Think about it and you will come to the realization that most silver and crystal were focused on serving foods that were easy to come by, elevating their status, making them special. You likely own or have seen silver implements for asparagus, berries, even corn. These high style implements were used to showcase the connection between the garden and the table.
All of us are just a generation or two behind those who canned or preserved everything they consumed. I am sure those of you reading this can take a drive to the country and still see a smokehouse or two.
This salad is a recipe that anyone can make with whatever they have on hand. It is really delicious. With the renewed interest in heirloom tomatoes and other vegetables, you really can bring the past to life with this recipe from long ago.
We ate this all summer long, even putting it over hot pasta or making huge bowls of it for church and family parties. This is a great way to use up the tomatoes that inevitably all come in at one time. We nearly always had a crystal punch bowl filled with this at every summer gathering, adding or taking to suit what you have on hand.
This recipe serves 4
4 medium vine ripe – ‘dead’ ripe I call them – tomatoes, any variety but adding a yellow one is beautiful in the bowl as are any combination of heirloom varieties.
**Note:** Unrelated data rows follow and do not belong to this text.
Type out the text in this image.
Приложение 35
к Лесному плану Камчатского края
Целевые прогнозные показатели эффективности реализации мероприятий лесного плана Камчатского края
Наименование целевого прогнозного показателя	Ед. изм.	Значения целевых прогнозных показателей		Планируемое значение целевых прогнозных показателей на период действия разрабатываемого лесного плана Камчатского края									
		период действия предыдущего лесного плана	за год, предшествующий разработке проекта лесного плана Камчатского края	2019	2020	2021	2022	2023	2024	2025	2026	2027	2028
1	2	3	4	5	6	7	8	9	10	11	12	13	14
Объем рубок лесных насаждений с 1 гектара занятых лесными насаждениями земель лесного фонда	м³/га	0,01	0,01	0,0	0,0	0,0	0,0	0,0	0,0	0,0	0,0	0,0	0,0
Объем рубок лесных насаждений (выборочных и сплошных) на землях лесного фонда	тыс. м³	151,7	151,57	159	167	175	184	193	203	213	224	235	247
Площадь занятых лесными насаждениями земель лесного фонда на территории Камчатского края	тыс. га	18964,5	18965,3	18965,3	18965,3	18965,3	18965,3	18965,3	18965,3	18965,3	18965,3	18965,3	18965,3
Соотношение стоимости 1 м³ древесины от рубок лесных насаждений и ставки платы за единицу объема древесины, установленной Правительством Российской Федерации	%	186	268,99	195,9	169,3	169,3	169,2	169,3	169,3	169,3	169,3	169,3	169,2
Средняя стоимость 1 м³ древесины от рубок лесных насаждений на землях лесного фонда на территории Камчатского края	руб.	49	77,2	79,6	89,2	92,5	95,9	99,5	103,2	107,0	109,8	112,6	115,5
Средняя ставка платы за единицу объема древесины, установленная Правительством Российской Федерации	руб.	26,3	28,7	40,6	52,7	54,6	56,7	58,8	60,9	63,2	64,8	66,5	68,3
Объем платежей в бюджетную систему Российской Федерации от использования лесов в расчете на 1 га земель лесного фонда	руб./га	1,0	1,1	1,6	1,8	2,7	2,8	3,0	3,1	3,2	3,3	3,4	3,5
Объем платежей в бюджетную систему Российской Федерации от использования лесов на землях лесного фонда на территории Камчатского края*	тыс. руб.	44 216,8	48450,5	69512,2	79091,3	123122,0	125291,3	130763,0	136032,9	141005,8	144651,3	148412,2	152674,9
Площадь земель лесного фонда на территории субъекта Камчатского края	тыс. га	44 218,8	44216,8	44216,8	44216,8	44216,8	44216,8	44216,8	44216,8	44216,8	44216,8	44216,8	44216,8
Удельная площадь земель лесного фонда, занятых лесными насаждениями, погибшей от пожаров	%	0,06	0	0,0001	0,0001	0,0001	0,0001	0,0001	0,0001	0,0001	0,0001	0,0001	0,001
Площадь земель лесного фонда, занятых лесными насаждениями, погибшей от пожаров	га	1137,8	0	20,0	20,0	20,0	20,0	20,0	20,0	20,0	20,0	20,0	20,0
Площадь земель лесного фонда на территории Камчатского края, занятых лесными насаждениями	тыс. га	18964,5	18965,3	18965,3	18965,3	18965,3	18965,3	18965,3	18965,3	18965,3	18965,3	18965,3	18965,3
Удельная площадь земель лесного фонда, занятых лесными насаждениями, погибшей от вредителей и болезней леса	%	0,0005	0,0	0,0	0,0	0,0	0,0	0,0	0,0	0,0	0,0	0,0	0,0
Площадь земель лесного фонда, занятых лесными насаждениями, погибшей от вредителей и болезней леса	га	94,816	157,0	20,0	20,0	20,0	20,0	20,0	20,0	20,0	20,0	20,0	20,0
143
If you can get your hands on what I grew up eating, Edisto tomatoes, it will be worth the effort. You can get them at Pink’s on Edisto most of the summer.
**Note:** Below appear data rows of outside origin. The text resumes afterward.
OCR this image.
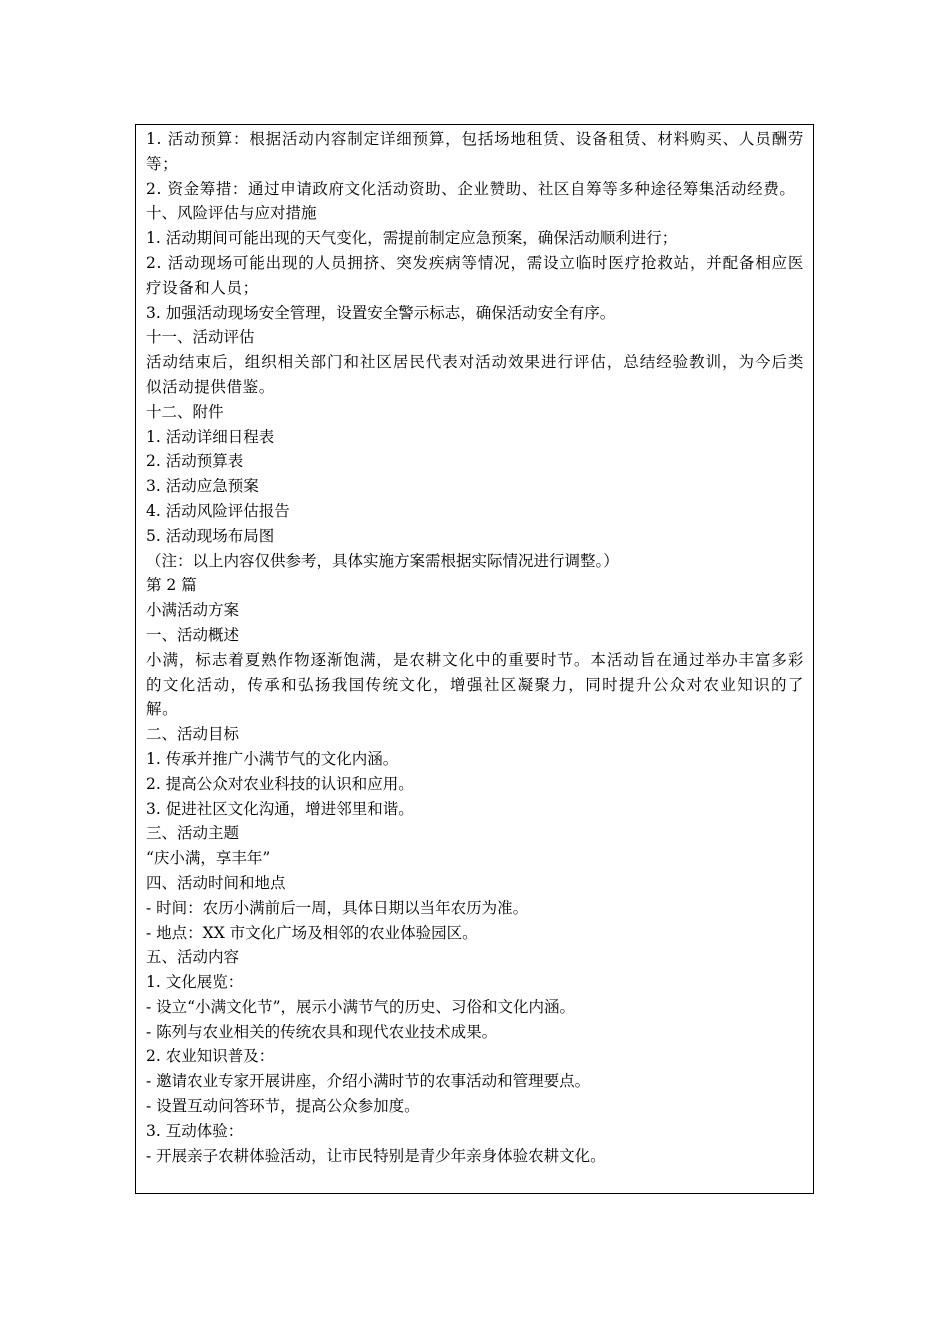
1. 活动预算：根据活动内容制定详细预算，包括场地租赁、设备租赁、材料购买、人员酬劳等；
2. 资金筹措：通过申请政府文化活动资助、企业赞助、社区自筹等多种途径筹集活动经费。
十、风险评估与应对措施
1. 活动期间可能出现的天气变化，需提前制定应急预案，确保活动顺利进行；
2. 活动现场可能出现的人员拥挤、突发疾病等情况，需设立临时医疗抢救站，并配备相应医疗设备和人员；
3. 加强活动现场安全管理，设置安全警示标志，确保活动安全有序。
十一、活动评估
活动结束后，组织相关部门和社区居民代表对活动效果进行评估，总结经验教训，为今后类似活动提供借鉴。
十二、附件
1. 活动详细日程表
2. 活动预算表
3. 活动应急预案
4. 活动风险评估报告
5. 活动现场布局图
（注：以上内容仅供参考，具体实施方案需根据实际情况进行调整。）
第 2 篇
小满活动方案
一、活动概述
小满，标志着夏熟作物逐渐饱满，是农耕文化中的重要时节。本活动旨在通过举办丰富多彩的文化活动，传承和弘扬我国传统文化，增强社区凝聚力，同时提升公众对农业知识的了解。
二、活动目标
1. 传承并推广小满节气的文化内涵。
2. 提高公众对农业科技的认识和应用。
3. 促进社区文化沟通，增进邻里和谐。
三、活动主题
“庆小满，享丰年”
四、活动时间和地点
- 时间：农历小满前后一周，具体日期以当年农历为准。
- 地点：XX 市文化广场及相邻的农业体验园区。
五、活动内容
1. 文化展览：
- 设立“小满文化节”，展示小满节气的历史、习俗和文化内涵。
- 陈列与农业相关的传统农具和现代农业技术成果。
2. 农业知识普及：
- 邀请农业专家开展讲座，介绍小满时节的农事活动和管理要点。
- 设置互动问答环节，提高公众参加度。
3. 互动体验：
- 开展亲子农耕体验活动，让市民特别是青少年亲身体验农耕文化。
1 bunch of green onions - chopped medium using the green and white parts
1 hard boiled egg- peel and run it across a box grater for the best results
1 hot pepper, seeds removed and minced. Leave it out if you don’t like heat
2-3 Tbsp. of mayo to bind the salad
8 Carr’s or Waverly crackers, or any you have on hand. Reserve these till the end
salt and pepper
Now add things you have on hand that will make this even more special.
Suggestions: left over corn you have cooked, cut off the cob and chilled, cooked shrimp deveined, no tails, 1/2 cup of picked crab meat per 4 servings, capers, chopped olives, a peeled, seeded medium chopped cucumber (incredibly good mixed in).
Place your chosen ingredients in a large plastic bowl with lid. Chill about 3 hours.
This salad is best made about 3 hours ahead. Any longer and the tomatoes start to lose their taste. We all know a tomato in the refrigerator tastes totally different than one stored on the counter or window sill!
Take out about an 20 minutes before serving and give it a light stir.
As you are taking it to the table, break up the crackers over the salad.
A friend from Georgia reminded me of this so I’m sharing it with you in hopes you and yours will make it this summer.
Look through the silver you have tucked away and get out your silver tomato server. It was meant for round slices of tomato but can be a great conversation starter.
The Lexington Farmer’s Market is a great place for summer ingredients as is Sylvan Farms. Make it an adventure for you family to search out some fun this summer through recipes from the past.